His eyes held Cyril’s without heat. “As for my certainty, let’s just say the celestials and I have unfinished business.”
He flicked his wrists, the ornamental chains shattered, dissolving into glittering shards of frost that drifted to the floor.
A vast, ancient breath rolled out of him, chaotic aura, patient and unhurried, yet big enough to cradle new worlds. Even the seasoned cultivators around him felt their knees wish for the ground; the pressure came not from force. but from the memory of creation itself.
Cyril swallowed. “What… What power is this?”
The question rattled inside him long after the words escaped.
Jared’s awareness skimmed across thousands of years of study, countless doctrines pored over, countless miracles mimicked, yet nothing had ever thrummed as pure as the newborn current now curling, bright and wordless, around the pit of his heart.
He let the silence tighten just enough to be felt, then breathed the name into it, Chaotic Force.
“City Lord, you can feel it, this current outruns cycles, celestials, every lattice you recognize. If I were a scout from Azure Firmament Immortal Continent, why would I flaunt something so defiantly alien?”
Cyril’s lips never parted, yet the air around him cooled as though silence were a verdict.
Jared watched the elder’s nostrils flare, searching for fraud. The attempt faltered; the scent of the current simply had no cousin in any catalogued path. He extended a finger toward the shackled men and women.
“If you still doubt me, let my word cloak them. Should even one prove traitor in the future, any punishment you choose will fall on me first.”
“Your word?” Cyril’s gaze narrowed until his lashes nearly touched. “You stand here at the mere Heavenly Immortal Realm and presume to guarantee anything at all?”
Jared did not flinch.
“Because I reached level thirteen while still bound to the Lower Realm. Does that not stir your curiosity, City Lord, how a cultivator short of the High Immortal Realm tore through the barrier between worlds to stand before you?”

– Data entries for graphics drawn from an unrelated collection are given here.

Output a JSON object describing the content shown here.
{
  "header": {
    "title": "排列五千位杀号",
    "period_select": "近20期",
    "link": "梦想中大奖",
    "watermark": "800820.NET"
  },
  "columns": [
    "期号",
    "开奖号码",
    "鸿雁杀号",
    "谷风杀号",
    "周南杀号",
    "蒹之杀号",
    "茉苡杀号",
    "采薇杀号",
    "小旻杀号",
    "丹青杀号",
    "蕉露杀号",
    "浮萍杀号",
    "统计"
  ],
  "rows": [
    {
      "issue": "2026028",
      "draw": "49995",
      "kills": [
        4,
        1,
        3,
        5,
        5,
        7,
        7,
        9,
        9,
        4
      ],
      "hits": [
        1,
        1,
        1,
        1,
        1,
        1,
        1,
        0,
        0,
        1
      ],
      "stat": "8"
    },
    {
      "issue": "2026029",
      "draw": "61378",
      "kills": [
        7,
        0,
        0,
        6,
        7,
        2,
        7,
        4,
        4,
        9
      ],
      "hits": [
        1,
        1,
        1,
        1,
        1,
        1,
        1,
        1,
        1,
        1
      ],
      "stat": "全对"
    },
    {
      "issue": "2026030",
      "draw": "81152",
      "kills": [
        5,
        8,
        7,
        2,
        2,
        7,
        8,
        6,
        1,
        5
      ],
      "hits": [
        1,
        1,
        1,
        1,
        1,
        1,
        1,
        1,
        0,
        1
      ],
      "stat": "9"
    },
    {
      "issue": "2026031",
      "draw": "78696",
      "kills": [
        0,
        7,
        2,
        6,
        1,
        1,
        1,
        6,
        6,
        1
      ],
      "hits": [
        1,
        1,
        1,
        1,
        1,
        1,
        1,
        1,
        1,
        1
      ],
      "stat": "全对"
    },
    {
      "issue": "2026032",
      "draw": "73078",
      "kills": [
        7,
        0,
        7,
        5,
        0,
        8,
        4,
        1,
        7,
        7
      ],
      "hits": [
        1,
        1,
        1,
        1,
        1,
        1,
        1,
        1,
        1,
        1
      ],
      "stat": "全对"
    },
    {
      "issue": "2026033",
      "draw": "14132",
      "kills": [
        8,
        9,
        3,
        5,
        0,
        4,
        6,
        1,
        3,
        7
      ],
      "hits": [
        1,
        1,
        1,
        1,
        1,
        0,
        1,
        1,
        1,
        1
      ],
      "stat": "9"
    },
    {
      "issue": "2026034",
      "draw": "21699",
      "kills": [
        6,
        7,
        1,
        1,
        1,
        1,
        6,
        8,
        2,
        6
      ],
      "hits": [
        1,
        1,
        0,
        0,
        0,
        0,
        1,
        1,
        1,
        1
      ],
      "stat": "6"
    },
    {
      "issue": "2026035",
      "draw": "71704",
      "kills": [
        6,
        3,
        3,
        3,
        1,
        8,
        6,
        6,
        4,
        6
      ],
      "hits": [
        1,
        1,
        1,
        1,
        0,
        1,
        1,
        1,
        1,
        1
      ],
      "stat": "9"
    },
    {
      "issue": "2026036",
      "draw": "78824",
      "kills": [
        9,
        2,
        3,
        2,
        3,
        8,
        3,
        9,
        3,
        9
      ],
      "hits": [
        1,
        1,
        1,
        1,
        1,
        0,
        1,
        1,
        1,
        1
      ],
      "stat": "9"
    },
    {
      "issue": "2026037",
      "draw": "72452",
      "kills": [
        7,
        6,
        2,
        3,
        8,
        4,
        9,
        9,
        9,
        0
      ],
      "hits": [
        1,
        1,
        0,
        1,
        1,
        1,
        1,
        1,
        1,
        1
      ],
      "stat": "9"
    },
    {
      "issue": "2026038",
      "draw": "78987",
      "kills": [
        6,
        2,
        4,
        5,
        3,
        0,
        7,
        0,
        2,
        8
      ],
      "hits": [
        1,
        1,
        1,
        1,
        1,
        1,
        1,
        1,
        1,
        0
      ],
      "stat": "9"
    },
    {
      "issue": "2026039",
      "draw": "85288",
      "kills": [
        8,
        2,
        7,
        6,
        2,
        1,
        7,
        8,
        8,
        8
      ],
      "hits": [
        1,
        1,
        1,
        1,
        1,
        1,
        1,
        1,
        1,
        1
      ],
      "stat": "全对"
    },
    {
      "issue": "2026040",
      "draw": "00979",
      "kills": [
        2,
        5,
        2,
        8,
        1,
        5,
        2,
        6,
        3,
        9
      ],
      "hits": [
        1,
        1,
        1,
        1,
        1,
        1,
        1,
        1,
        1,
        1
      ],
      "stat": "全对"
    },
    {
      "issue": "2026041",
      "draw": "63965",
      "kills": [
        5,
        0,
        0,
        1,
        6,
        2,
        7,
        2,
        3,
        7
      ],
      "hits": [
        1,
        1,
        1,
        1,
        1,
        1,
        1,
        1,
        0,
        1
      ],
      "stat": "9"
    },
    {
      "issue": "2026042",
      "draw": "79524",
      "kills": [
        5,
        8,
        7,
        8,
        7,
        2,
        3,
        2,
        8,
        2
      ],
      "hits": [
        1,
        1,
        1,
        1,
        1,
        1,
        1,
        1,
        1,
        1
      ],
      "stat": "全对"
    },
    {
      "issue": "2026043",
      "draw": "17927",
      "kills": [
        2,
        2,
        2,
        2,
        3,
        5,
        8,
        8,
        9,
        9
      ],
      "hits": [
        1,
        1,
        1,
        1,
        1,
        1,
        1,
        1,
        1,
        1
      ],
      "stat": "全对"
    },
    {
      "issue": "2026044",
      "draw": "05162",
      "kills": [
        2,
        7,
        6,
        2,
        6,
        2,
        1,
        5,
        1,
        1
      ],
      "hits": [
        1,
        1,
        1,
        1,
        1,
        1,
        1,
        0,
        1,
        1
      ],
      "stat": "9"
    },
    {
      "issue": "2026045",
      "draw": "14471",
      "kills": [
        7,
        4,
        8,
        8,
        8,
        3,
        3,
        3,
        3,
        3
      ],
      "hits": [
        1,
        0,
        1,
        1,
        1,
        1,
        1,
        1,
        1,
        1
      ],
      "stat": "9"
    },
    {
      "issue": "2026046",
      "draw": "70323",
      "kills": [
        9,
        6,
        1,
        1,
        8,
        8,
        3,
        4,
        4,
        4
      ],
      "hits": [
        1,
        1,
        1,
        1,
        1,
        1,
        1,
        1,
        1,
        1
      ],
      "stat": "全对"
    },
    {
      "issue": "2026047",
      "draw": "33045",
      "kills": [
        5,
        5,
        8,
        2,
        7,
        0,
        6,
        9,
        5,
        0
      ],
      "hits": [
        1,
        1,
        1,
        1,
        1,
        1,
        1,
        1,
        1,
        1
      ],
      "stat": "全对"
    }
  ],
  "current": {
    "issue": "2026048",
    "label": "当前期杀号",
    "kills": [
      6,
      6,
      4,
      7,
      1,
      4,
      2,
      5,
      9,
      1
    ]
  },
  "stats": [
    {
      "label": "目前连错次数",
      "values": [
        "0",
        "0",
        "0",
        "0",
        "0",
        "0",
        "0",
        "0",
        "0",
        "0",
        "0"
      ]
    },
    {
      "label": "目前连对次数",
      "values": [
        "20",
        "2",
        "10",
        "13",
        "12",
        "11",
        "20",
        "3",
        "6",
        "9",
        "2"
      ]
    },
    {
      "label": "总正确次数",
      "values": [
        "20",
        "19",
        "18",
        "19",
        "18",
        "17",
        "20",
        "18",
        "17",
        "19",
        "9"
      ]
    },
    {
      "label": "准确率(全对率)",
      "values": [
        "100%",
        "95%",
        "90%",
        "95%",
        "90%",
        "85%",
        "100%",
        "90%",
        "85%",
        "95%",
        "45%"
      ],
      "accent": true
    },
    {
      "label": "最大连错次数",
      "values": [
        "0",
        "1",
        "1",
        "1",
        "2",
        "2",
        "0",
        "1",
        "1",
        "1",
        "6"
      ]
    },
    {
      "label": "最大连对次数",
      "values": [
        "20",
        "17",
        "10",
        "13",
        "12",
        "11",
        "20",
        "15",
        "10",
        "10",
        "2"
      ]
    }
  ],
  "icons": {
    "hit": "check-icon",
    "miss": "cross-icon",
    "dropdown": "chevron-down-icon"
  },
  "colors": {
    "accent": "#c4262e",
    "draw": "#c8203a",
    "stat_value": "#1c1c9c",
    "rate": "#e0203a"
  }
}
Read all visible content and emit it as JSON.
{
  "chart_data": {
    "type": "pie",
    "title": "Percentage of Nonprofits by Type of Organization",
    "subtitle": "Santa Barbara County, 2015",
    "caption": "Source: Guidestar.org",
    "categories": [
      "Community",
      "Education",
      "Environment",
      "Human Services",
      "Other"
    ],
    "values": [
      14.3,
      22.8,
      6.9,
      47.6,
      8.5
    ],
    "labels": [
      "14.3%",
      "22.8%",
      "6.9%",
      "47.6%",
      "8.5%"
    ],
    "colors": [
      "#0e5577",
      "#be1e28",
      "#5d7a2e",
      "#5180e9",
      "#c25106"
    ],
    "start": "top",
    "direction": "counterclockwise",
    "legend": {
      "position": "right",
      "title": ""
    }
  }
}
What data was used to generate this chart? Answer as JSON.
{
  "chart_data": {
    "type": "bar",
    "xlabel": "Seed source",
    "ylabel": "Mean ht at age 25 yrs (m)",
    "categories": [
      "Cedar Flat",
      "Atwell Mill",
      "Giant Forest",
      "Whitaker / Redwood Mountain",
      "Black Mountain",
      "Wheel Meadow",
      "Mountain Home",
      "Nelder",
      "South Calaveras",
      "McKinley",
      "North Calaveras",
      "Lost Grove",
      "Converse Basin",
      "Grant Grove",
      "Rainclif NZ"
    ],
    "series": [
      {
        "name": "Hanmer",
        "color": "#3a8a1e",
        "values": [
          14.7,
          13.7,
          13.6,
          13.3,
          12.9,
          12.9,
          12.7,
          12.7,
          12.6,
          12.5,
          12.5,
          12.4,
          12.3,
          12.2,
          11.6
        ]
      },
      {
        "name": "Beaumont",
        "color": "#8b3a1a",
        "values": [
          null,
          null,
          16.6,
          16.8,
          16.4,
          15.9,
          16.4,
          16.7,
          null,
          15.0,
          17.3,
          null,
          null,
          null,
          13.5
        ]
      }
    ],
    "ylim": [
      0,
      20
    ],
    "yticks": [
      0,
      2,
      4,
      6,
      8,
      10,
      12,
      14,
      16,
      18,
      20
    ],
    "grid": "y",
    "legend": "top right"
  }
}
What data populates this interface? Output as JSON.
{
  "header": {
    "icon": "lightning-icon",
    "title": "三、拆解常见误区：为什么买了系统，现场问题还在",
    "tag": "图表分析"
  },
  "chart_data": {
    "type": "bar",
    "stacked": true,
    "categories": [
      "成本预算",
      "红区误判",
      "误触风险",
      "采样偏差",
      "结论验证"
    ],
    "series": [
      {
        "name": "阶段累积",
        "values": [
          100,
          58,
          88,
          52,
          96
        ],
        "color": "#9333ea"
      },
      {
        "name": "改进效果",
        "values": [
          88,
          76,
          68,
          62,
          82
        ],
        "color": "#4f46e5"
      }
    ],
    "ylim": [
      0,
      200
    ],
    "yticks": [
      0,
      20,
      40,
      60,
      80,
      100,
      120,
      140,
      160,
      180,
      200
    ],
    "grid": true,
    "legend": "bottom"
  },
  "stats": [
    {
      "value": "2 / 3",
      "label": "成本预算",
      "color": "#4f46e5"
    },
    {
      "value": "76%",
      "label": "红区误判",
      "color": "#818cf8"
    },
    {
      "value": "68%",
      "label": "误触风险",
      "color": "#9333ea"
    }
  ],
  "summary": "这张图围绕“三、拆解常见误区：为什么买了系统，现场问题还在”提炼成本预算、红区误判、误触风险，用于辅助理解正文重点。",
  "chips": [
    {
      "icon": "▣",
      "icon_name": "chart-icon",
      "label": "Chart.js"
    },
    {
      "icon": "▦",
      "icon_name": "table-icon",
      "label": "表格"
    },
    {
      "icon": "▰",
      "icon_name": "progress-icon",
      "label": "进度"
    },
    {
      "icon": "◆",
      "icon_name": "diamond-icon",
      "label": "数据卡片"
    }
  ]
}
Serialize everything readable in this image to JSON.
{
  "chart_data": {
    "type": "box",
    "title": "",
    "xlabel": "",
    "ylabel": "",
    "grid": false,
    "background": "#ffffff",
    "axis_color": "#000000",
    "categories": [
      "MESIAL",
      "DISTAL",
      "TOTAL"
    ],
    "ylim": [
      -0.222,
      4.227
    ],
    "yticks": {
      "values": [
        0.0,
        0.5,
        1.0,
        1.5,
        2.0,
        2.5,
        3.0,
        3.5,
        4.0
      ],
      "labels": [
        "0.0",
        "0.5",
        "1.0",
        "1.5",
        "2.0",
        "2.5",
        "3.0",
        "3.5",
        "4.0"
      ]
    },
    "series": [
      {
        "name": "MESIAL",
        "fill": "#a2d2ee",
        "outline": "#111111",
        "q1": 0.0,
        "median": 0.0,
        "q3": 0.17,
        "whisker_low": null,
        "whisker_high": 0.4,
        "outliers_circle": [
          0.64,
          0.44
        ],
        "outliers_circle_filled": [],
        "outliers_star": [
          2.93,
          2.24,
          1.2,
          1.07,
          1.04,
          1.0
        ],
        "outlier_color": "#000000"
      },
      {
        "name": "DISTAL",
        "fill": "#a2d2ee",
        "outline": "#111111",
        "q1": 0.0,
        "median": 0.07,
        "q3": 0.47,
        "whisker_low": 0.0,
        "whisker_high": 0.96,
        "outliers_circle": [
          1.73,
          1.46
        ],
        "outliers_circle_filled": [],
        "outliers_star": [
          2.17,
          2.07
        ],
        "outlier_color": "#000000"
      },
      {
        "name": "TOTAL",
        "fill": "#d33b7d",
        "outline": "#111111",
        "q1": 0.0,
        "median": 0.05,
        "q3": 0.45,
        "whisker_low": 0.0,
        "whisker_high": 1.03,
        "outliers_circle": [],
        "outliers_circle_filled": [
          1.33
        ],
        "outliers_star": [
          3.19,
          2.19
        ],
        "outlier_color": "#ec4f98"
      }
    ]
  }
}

Cyril’s composure cracked, his pupils expanded, snatching every shard of light as if to confirm the impossible claim.
Jared could almost hear the titles reverberate inside the elder’s skull, two-realm barrier, membrane of law, the unbreakable edict that kept Lower Realm cultivators out of the Middle Realm until their spirits ripened.
Break that decree, and the law itself was said to crush the intruder to dust. Jared watched the calculation flicker behind the elder’s eyes.
Either an unimaginable patron had carried him through, or he was himself so aberrant that the law stepped aside. In both cases, he was far from simple.